Figure 6-17 shows an example of a pre-stored pattern mode timing diagram. Pattern sequences of four are displayed. TRIG_OUT_1 frames each pattern exposed, while TRIG_OUT_2 indicates the start of each pattern in the sequence. If the pattern sequence is configured without dark time between patterns, then the TRIG_OUT_1 output would be high for the entire pattern sequence.

DLPC900 Pre-Stored Pattern Mode Timing Diagram Figure 6-17 Pre-Stored Pattern Mode Timing Diagram

Another example of a pre-stored pattern mode timing diagram is shown in Figure 6-18, where pattern sequences of three are displayed. TRIG_OUT_1 frames each pattern displayed, while TRIG_OUT_2 indicates the start of each pattern. TRIG_IN_2 serves as a start and stop signal. When high, the pattern sequence starts or continues. Note, in the middle of displaying the P4 pattern, TRIG_IN_2 is low, so the sequence stops displaying P4. When TRIG_IN_2 is raised, the pattern sequence continues where it stopped by re-displaying P4.

DLPC900 Pre-Stored Pattern Mode Timing Diagram for 3-Patterns Figure 6-18 Pre-Stored Pattern Mode Timing Diagram for 3-Patterns

Table 6-4 shows the allowed pattern combinations in relation to the bit depth of the pattern. If the pattern sequence is configured without dark time between patterns, then the TRIG_OUT_1 output would be high for the entire pattern sequence.
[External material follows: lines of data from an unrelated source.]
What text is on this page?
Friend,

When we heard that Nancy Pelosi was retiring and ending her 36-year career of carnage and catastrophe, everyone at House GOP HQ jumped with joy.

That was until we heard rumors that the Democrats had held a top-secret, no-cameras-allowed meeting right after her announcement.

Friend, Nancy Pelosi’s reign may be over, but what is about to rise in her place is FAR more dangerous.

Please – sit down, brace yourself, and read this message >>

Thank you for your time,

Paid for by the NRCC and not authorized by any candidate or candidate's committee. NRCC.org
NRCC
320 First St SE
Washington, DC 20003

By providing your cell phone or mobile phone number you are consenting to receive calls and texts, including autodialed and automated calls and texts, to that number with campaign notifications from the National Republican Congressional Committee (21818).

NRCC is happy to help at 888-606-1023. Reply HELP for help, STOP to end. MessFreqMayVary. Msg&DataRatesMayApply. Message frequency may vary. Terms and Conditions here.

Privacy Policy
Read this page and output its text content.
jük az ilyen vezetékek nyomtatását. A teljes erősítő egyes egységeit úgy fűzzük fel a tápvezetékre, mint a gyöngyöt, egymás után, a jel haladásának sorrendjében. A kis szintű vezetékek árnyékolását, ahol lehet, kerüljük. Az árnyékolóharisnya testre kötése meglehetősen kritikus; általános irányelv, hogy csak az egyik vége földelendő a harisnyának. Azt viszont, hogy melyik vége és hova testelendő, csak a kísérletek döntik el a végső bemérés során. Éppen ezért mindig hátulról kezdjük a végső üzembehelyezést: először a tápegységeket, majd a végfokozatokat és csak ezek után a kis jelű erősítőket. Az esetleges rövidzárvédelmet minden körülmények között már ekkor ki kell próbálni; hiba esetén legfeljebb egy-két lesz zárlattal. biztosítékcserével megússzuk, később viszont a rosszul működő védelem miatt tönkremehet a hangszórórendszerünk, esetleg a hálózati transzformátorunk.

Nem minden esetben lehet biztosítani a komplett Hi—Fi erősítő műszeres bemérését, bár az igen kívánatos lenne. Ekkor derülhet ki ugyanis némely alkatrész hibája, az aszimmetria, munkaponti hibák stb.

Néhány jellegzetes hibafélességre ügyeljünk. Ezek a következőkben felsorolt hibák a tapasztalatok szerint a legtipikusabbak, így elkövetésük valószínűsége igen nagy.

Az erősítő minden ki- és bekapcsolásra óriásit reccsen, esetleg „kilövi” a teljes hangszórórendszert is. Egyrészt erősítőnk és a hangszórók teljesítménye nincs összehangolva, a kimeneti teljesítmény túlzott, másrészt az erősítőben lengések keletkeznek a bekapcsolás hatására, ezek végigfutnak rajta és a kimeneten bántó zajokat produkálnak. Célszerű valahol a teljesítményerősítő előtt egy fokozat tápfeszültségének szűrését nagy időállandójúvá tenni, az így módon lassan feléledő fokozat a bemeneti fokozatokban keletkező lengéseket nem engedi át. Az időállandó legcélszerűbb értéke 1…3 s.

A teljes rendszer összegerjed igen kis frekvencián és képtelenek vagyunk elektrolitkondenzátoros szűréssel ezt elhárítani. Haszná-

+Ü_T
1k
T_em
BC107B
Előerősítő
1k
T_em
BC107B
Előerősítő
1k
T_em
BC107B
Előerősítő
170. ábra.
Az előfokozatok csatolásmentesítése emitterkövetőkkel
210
Table 6-4 Minimum Pattern Time in Any Pattern Mode
BIT DEPTH DLP5500 (µs) DLP6500 (µs) DLP9000 (µs) DLP500YX (µs) DLP670S (µs)
1 94 105 105 62 100
2 275 304 304 184 343
3 356 394 380 269 438
4 444 823 733 458 768
5 972 1215 1215 682 1299
6 1517 1487 1487 807 1488
7 1877 1998 1998 1083 2000
8 3753 4046 4046 2263 4046
10 NA NA NA 10363 NA
12 NA NA NA 41452 NA
14 NA NA NA 165807 NA
16 NA NA NA 663225 NA

For faster 8-bit pattern speeds, the illumination source can be modulated to shorten the smallest bits, and thus shorten the pattern speed. This method will introduce dark time into the pattern and affect the brightness, but it is capable of 8-bit pattern speeds up to four times faster than patterns without illumination modulation. More information on illumination modulation can be found in the DLP® LightCrafter™ Single DLPC900 Evaluation Module (EVM) User's Guide or DLP® LightCrafter™ Dual DLPC900 Evaluation Module (EVM) User's Guide. Examples of possible pattern speeds is shown in Table 6-5

Table 6-5 Faster Pattern Speed Examples
BIT DEPTH DLP5500 (µs) DLP6500 (µs) DLP9000 (µs) DLP500YX (µs) DLP670S (µs)
8 @ 500Hz 1950 1944 1944 1534 100
8 @ 750Hz 1283 1444 1444 343
8 @ 1000Hz(1) 916 969 944 1034 944
16 @ 4Hz NA NA NA 255943 NA
Minimum achievable exposure using smallest allowed Minimum LED Pulse Width
Table 6-6 shows the minimum pattern time for a 1-bit pattern in relation to the number of active DMD blocks.
Table 6-6 Minimum Exposures for Number of Active DMD Blocks
ACTIVE BLOCKS DLP5500 (µs) DLP6500 (µs) DLP9000 (µs) DLP670S (µs) DLP500YX (µs)
1 25 (1) 24 24 27 30
2 30 (1) 45 42 27 30
3 35 (1) 45 42 27 30
4 28 45 42 33 30
5 33 48 45 38 34
6 38 54 51 44 38
7 43 60 56 49 42
8 48 66 61 55 46
9 53 72 67 61 50
10 58 78 72 66 54
11 63 84 77 72 58
12 68 90 83 77 62
13 73 96 88 83 -
14 78 101 93 89
15 83 105 99 94
16 94 - 105 100
To accommodate the 20μs trigger pulse and 5.2μs block reset time, minimum exposure times for active blocks 1, 2, and 3 are calculated differently than the following active blocks.